Luciano Rojas (centro) participa de painel sobre integração regional no Midstream & Gas Day (Foto: eixos)

Diretor Comercial da Total Austral, Luciano Rojas, defende que gás argentino pode diversificar formação de preços no Brasil

A entrada de gás natural argentino pode ajudar a reduzir a dependência do mercado brasileiro de preços indexados ao petróleo, avalia o diretor Comercial da Total Austral, Luciano Rojas.

“O gás argentino abre oportunidade de diversificar formação de preços no Brasil, muito dependente do preço do petróleo”, disse o executivo, durante o Midstream & Gas Day, evento promovido pelo Econojournal em Buenos Aires. 

A Total Austral é o braço da TotalEnergies que atua na área de exploração e produção de óleo e gás na Argentina, na Bacia de Neuquén, onde se encontra a formação de Vaca Muerta; e no campo de gás offshore Fênix, na costa da Terra do Fogo, no sul da Argentina.

A companhia produz 38 milhões de m³/dia de gás natural na Argentina e é o principal operador privado de gás do país.

A empresa já atua, historicamente, na exportação de gás argentino no mercado chileno e, desde 2025, vem testando o mercado brasileiro como um novo destino para o gás da companhia.

Rojas destaca que o potencial de exportação de gás argentino ao Brasil “encaixa dentro da estratégia” de monetização de gás da empresa na região.

“Um novo mercado que estamos tentando conquistar é o mercado brasileiro. Somos produtores de gás no Brasil, fornecedores de GNL [gás natural liquefeito] no Brasil e queremos complementar esse portfólio com gás argentino”, disse.

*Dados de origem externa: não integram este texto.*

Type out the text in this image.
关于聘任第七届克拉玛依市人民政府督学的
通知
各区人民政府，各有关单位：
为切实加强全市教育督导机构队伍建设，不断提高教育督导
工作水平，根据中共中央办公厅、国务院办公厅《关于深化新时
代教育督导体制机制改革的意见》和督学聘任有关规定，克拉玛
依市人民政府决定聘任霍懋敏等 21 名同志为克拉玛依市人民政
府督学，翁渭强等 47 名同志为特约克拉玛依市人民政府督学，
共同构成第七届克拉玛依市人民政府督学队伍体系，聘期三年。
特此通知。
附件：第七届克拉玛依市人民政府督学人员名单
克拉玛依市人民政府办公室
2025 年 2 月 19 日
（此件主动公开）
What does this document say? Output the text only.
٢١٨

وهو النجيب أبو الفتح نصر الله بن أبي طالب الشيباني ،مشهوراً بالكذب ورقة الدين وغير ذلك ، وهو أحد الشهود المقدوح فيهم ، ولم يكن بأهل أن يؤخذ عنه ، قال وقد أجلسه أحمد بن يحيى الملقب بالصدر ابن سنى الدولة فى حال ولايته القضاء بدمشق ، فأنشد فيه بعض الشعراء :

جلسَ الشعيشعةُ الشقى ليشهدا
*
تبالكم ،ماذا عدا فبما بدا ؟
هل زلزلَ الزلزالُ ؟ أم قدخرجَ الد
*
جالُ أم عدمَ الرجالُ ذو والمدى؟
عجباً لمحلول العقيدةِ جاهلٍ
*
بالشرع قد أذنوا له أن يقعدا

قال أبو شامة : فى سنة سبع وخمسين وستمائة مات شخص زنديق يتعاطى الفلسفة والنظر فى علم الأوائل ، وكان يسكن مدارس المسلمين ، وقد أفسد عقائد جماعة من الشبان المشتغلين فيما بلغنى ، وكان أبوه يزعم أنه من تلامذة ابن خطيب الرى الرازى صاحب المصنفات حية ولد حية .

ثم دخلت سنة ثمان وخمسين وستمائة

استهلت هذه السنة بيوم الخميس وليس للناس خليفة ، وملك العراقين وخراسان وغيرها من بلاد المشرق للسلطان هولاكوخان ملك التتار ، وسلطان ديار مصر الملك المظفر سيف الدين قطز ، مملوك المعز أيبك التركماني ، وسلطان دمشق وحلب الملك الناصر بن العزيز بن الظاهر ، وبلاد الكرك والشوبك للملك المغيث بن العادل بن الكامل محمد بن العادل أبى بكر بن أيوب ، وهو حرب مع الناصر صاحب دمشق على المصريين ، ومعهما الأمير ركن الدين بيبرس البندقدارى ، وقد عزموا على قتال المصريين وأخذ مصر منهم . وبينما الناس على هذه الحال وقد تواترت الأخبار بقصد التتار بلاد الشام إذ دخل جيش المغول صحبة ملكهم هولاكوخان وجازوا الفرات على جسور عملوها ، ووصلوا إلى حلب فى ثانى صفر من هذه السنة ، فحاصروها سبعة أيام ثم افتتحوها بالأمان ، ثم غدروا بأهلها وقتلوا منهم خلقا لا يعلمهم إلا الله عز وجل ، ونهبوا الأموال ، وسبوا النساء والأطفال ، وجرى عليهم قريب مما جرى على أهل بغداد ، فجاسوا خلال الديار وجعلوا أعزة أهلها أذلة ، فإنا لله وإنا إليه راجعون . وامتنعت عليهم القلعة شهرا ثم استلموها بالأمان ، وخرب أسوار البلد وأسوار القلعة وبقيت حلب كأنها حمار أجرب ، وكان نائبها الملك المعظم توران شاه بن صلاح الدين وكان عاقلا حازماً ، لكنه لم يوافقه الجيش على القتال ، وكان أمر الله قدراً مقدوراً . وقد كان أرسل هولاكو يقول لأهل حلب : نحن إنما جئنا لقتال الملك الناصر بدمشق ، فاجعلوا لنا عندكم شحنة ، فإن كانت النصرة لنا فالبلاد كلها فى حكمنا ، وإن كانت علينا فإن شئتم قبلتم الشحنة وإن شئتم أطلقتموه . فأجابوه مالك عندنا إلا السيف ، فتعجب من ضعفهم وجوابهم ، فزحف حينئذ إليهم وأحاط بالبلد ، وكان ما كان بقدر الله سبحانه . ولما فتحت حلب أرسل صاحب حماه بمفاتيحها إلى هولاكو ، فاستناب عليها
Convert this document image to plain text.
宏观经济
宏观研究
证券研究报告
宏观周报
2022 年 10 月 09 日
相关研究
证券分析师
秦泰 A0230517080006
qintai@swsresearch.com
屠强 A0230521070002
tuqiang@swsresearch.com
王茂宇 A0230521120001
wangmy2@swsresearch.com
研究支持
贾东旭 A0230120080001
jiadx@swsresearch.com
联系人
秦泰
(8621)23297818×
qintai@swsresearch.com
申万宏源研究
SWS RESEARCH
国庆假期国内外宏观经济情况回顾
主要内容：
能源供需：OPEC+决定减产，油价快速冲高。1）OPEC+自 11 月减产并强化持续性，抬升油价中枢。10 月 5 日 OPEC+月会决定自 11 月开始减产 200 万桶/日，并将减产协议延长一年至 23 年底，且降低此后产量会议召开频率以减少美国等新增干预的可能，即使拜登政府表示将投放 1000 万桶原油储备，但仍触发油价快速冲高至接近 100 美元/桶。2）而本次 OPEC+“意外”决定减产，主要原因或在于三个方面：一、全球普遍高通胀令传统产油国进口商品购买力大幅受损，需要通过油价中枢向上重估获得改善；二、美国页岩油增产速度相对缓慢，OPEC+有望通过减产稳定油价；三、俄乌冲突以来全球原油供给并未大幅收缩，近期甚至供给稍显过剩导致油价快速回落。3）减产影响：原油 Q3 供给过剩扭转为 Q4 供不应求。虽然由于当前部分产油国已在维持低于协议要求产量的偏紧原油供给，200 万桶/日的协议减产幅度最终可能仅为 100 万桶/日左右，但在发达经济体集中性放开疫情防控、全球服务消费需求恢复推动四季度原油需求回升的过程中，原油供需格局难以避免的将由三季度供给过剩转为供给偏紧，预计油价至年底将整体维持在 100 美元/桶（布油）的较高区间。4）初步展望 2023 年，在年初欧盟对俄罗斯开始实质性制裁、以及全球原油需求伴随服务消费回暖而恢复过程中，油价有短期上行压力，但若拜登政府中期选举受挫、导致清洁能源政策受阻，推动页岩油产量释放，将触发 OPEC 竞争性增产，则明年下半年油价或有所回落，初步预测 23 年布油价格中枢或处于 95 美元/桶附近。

Integração Brasil-Argentina deve ser gradual

Para o chefe de Assessoria Estratégica da Organização Latino-Americana e Caribenha de Energia (Olacde), Guido Maiulini, a experiência do Chile com a importação de gás argentino demonstra um exemplo positivo de que é possível construir gradualmente a confiança entre os países na integração regional.

Ele cita que os chilenos começaram, a exemplo do Brasil, importando gás interruptível, mas que hoje a relação com os argentinos já envolve compromissos de importação firme.

A integração gasífera do Cone Sul, se bem sucedida, pode destravar novas demandas por gás natural no Brasil e, no cenário mais otimista, ocupar até dois terços da capacidade do Gasbol com gás argentino, além de viabilizar novas rotas alternativas, de acordo com um estudo recém-lançado pela Olacde.

Para isso, no entanto, serão necessários investimentos vultosos em infraestrutura. A Olacde mapeou uma carteira de mais de dez projetos na região, da ordem de US$ 25 bilhões, para fazer essa integração acontecer em seu pleno potencial.

Maiulini acredita que a integração gasífera regional, para ser bem-sucedida, dependerá da construção de uma “arquitetura legal de escala regional”, baseada no multilateralismo.

O diretor Comercial da Tecpetrol, Leopoldo Macchia, vai na mesma linha e defende a construção de tratados entre os países envolvidos, para dar mais segurança juríeica aos agentes privados.

“Para proteger atores privados de que os contratos não serão afetados”, disse.

O executivo também lista a necessidade de redução das tarifas cobradas pela Bolívia para trânsito internacional do gás argentino; além de investimentos em infraestruturas para potencializar a integração.